During beach tournaments, it is particularly important to get quick carbohydrates in between each match. On tour, the players’ tent may have good options. The National Volleyball League, for instance, takes great care in providing functional foods to their athletes. Fruit, granola bars, and turkey sandwiches or wraps are often included in their spread and can be used in between matches to refuel energy stores to allow your last hit to be as forceful as the first. Other good options might be yogurt, fruit smoothies, or rice bowls. Two additional important things to consider when making food choices are tolerance and temperature. Never eat something on game day that you have not practiced with before and always keep foods at a safe temperature (below 40 F for cold foods and above 140 F for hot items).

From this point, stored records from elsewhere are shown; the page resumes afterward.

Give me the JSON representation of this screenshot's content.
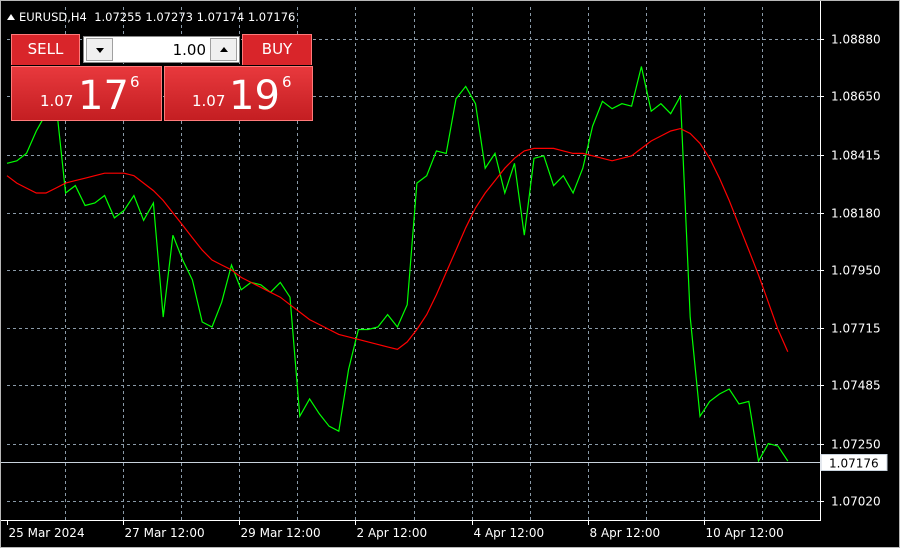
{
  "symbol": {
    "label": "EURUSD,H4",
    "ohlc": "1.07255 1.07273 1.07174 1.07176"
  },
  "trade_panel": {
    "sell_label": "SELL",
    "buy_label": "BUY",
    "lot_value": "1.00",
    "sell_price": {
      "prefix": "1.07",
      "big": "17",
      "sup": "6"
    },
    "buy_price": {
      "prefix": "1.07",
      "big": "19",
      "sup": "6"
    }
  },
  "colors": {
    "background": "#000000",
    "grid": "#8a9aa8",
    "price_line": "#00ff00",
    "moving_average": "#ff0000",
    "button_red": "#d9252a",
    "bid_line": "#c8d2dc"
  },
  "chart_data": {
    "type": "line",
    "y_ticks": [
      1.0888,
      1.0865,
      1.08415,
      1.0818,
      1.0795,
      1.07715,
      1.07485,
      1.0725,
      1.0702
    ],
    "x_tick_labels": [
      "25 Mar 2024",
      "27 Mar 12:00",
      "29 Mar 12:00",
      "2 Apr 12:00",
      "4 Apr 12:00",
      "8 Apr 12:00",
      "10 Apr 12:00"
    ],
    "ylim": [
      1.06942,
      1.0901
    ],
    "bid_price": 1.07176,
    "bid_label": "1.07176",
    "grid": true,
    "series": [
      {
        "values": [
          1.0838,
          1.0839,
          1.0842,
          1.0851,
          1.0858,
          1.0863,
          1.0826,
          1.0829,
          1.0821,
          1.0822,
          1.0825,
          1.0816,
          1.0819,
          1.0825,
          1.0815,
          1.0822,
          1.0776,
          1.0809,
          1.0799,
          1.0791,
          1.0774,
          1.0772,
          1.0782,
          1.0797,
          1.0787,
          1.079,
          1.0789,
          1.0786,
          1.079,
          1.0784,
          1.0736,
          1.0743,
          1.0737,
          1.0732,
          1.073,
          1.0755,
          1.0771,
          1.0771,
          1.0772,
          1.0777,
          1.0772,
          1.0781,
          1.083,
          1.0833,
          1.0843,
          1.0842,
          1.0864,
          1.0869,
          1.0862,
          1.0836,
          1.0842,
          1.0826,
          1.0838,
          1.0809,
          1.084,
          1.0841,
          1.0829,
          1.0833,
          1.0826,
          1.0836,
          1.0853,
          1.0863,
          1.086,
          1.0862,
          1.0861,
          1.0877,
          1.0859,
          1.0862,
          1.0858,
          1.0865,
          1.0776,
          1.0736,
          1.0742,
          1.0745,
          1.0747,
          1.0741,
          1.0742,
          1.0718,
          1.0725,
          1.0724,
          1.0718
        ]
      },
      {
        "values": [
          1.0833,
          1.083,
          1.0828,
          1.0826,
          1.0826,
          1.0828,
          1.083,
          1.0831,
          1.0832,
          1.0833,
          1.0834,
          1.0834,
          1.0834,
          1.0833,
          1.083,
          1.0827,
          1.0823,
          1.0818,
          1.0813,
          1.0808,
          1.0803,
          1.0799,
          1.0797,
          1.0795,
          1.0792,
          1.079,
          1.0788,
          1.0786,
          1.0784,
          1.0781,
          1.0778,
          1.0775,
          1.0773,
          1.0771,
          1.0769,
          1.0768,
          1.0767,
          1.0766,
          1.0765,
          1.0764,
          1.0763,
          1.0766,
          1.0771,
          1.0777,
          1.0785,
          1.0794,
          1.0803,
          1.0812,
          1.082,
          1.0826,
          1.0831,
          1.0836,
          1.084,
          1.0843,
          1.0844,
          1.0844,
          1.0844,
          1.0843,
          1.0842,
          1.0842,
          1.0841,
          1.084,
          1.0839,
          1.084,
          1.0841,
          1.0844,
          1.0847,
          1.0849,
          1.0851,
          1.0852,
          1.085,
          1.0846,
          1.084,
          1.0832,
          1.0823,
          1.0813,
          1.0803,
          1.0793,
          1.0782,
          1.0771,
          1.0762
        ]
      }
    ]
  }
}
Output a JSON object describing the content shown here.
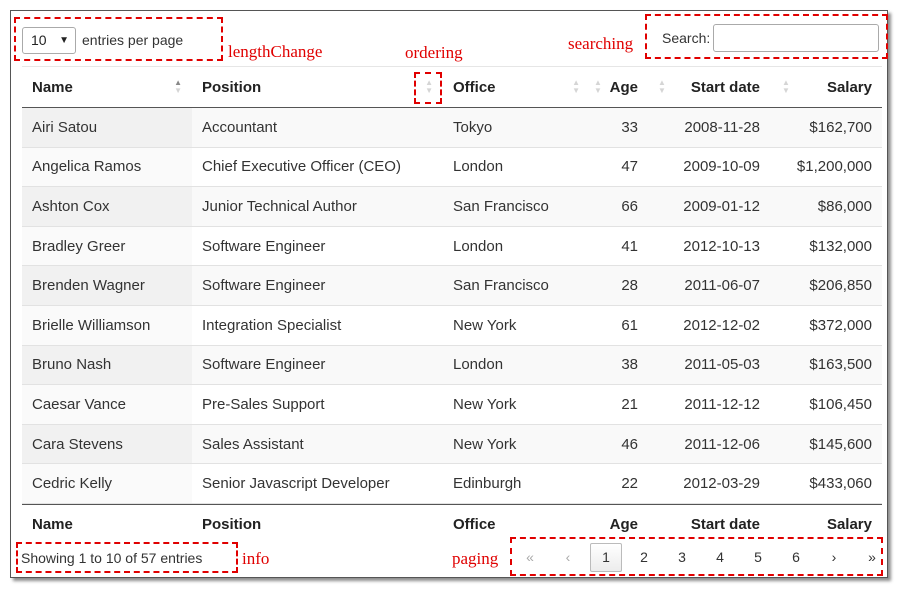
{
  "length": {
    "value": "10",
    "label": "entries per page"
  },
  "search": {
    "label": "Search:",
    "value": "",
    "placeholder": ""
  },
  "annotations": {
    "length_change": "lengthChange",
    "ordering": "ordering",
    "searching": "searching",
    "info": "info",
    "paging": "paging"
  },
  "columns": [
    {
      "label": "Name"
    },
    {
      "label": "Position"
    },
    {
      "label": "Office"
    },
    {
      "label": "Age"
    },
    {
      "label": "Start date"
    },
    {
      "label": "Salary"
    }
  ],
  "rows": [
    {
      "name": "Airi Satou",
      "position": "Accountant",
      "office": "Tokyo",
      "age": "33",
      "start": "2008-11-28",
      "salary": "$162,700"
    },
    {
      "name": "Angelica Ramos",
      "position": "Chief Executive Officer (CEO)",
      "office": "London",
      "age": "47",
      "start": "2009-10-09",
      "salary": "$1,200,000"
    },
    {
      "name": "Ashton Cox",
      "position": "Junior Technical Author",
      "office": "San Francisco",
      "age": "66",
      "start": "2009-01-12",
      "salary": "$86,000"
    },
    {
      "name": "Bradley Greer",
      "position": "Software Engineer",
      "office": "London",
      "age": "41",
      "start": "2012-10-13",
      "salary": "$132,000"
    },
    {
      "name": "Brenden Wagner",
      "position": "Software Engineer",
      "office": "San Francisco",
      "age": "28",
      "start": "2011-06-07",
      "salary": "$206,850"
    },
    {
      "name": "Brielle Williamson",
      "position": "Integration Specialist",
      "office": "New York",
      "age": "61",
      "start": "2012-12-02",
      "salary": "$372,000"
    },
    {
      "name": "Bruno Nash",
      "position": "Software Engineer",
      "office": "London",
      "age": "38",
      "start": "2011-05-03",
      "salary": "$163,500"
    },
    {
      "name": "Caesar Vance",
      "position": "Pre-Sales Support",
      "office": "New York",
      "age": "21",
      "start": "2011-12-12",
      "salary": "$106,450"
    },
    {
      "name": "Cara Stevens",
      "position": "Sales Assistant",
      "office": "New York",
      "age": "46",
      "start": "2011-12-06",
      "salary": "$145,600"
    },
    {
      "name": "Cedric Kelly",
      "position": "Senior Javascript Developer",
      "office": "Edinburgh",
      "age": "22",
      "start": "2012-03-29",
      "salary": "$433,060"
    }
  ],
  "info": "Showing 1 to 10 of 57 entries",
  "pagination": {
    "first": "«",
    "prev": "‹",
    "pages": [
      "1",
      "2",
      "3",
      "4",
      "5",
      "6"
    ],
    "current": "1",
    "next": "›",
    "last": "»"
  },
  "colors": {
    "annotation": "#e00000",
    "border": "#555555",
    "stripe": "#f9f9f9"
  }
}
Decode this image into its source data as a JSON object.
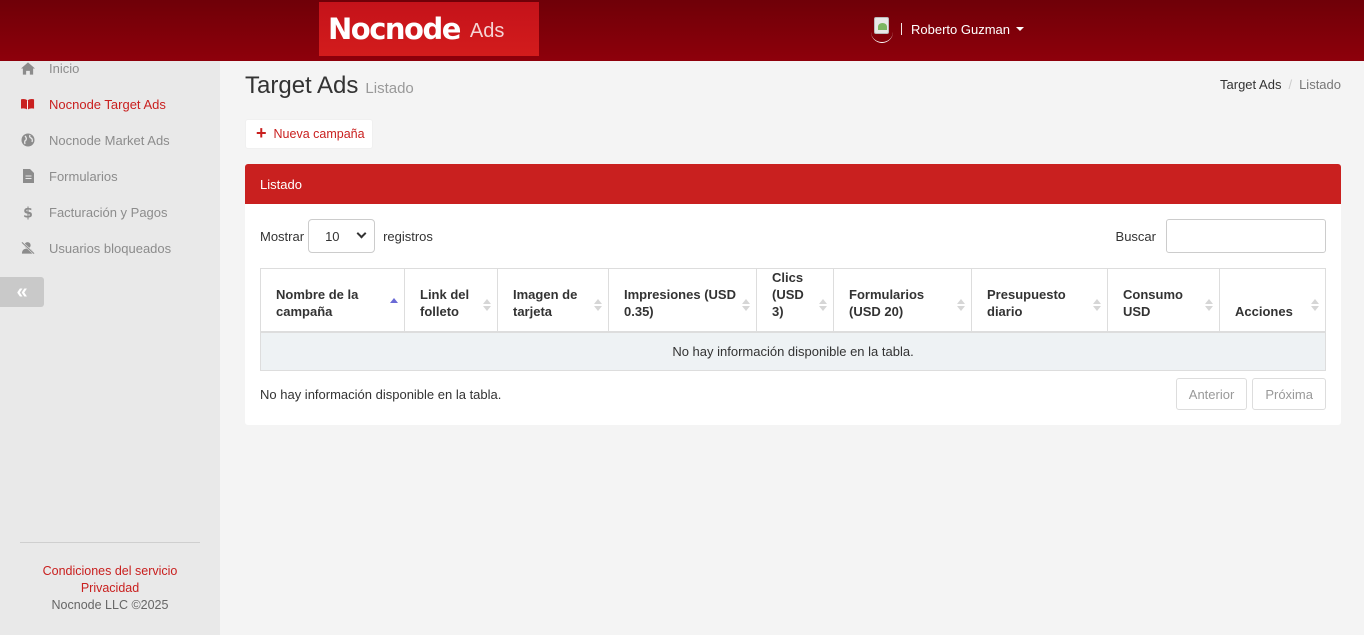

As soon as the workout is over, it is time to send in reinforcements. Carbohydrates, protein, and antioxidants are needed ASAP. Enzymes are released at the end of a workout that allow nutrients to be rushed into the muscle cells for speedy recovery. After 30 minutes, this opportunity is lost, and it is nearly impossible to achieve full recovery within 24 hours. Pistachios and dried cherries, a peanut butter and jelly sandwich, or Greek yogurt with ½ cup blueberries, are all solid options. Or sip on a Gatorade G Series Protein Recovery Shake, which delivers 20 grams of protein, and serves as a tasty post-workout treat (try chocolate or vanilla). Research shows that 20 grams of protein post-workout promotes muscle recovery, and that consuming more than that amount at one time does nothing to further stimulate muscle protein synthesis.
Lastly, remember to rehydrate. Drinking enough fluid is only half of staying hydrated; maintaining proper levels of electrolytes is equally important. Electrolytes are crucial to muscle contraction and relaxation. When athletes sweat, they lose electrolytes quickly, which can put them at risk for muscle cramps or heat illness. Drink sports drinks that will provide carbohydrates, sodium, and potassium during your workout to avoid excessive electrolyte losses. Humidity and temperature will dictate how much water an athlete requires. A good estimate is to drink 8-12 ounces every 20 – 30 minutes while on the court. On the beach, exposure to the heat and sun may increase this demand, but indoor with a controlled temperature, less may be adequate. When in doubt, check your weight before and after workouts. Any weight loss is due to sweat loss. Replace each pound lost with 16-20 ounces of liquid.
Being exceptional requires determination and planning. Many athletes know what they should be eating, but when it comes to implementing their plan, excuses emerge. As the great John Wooden said, “Failure to prepare is preparing to fail.” Take the extra time to prepare snacks or meals when a chaotic schedule prevents regular meals. Decrease the insult to your muscles during workouts by eating carbohydrates before training and give your body the ability to rebuild afterwards with protein, carbohydrates, and antioxidants.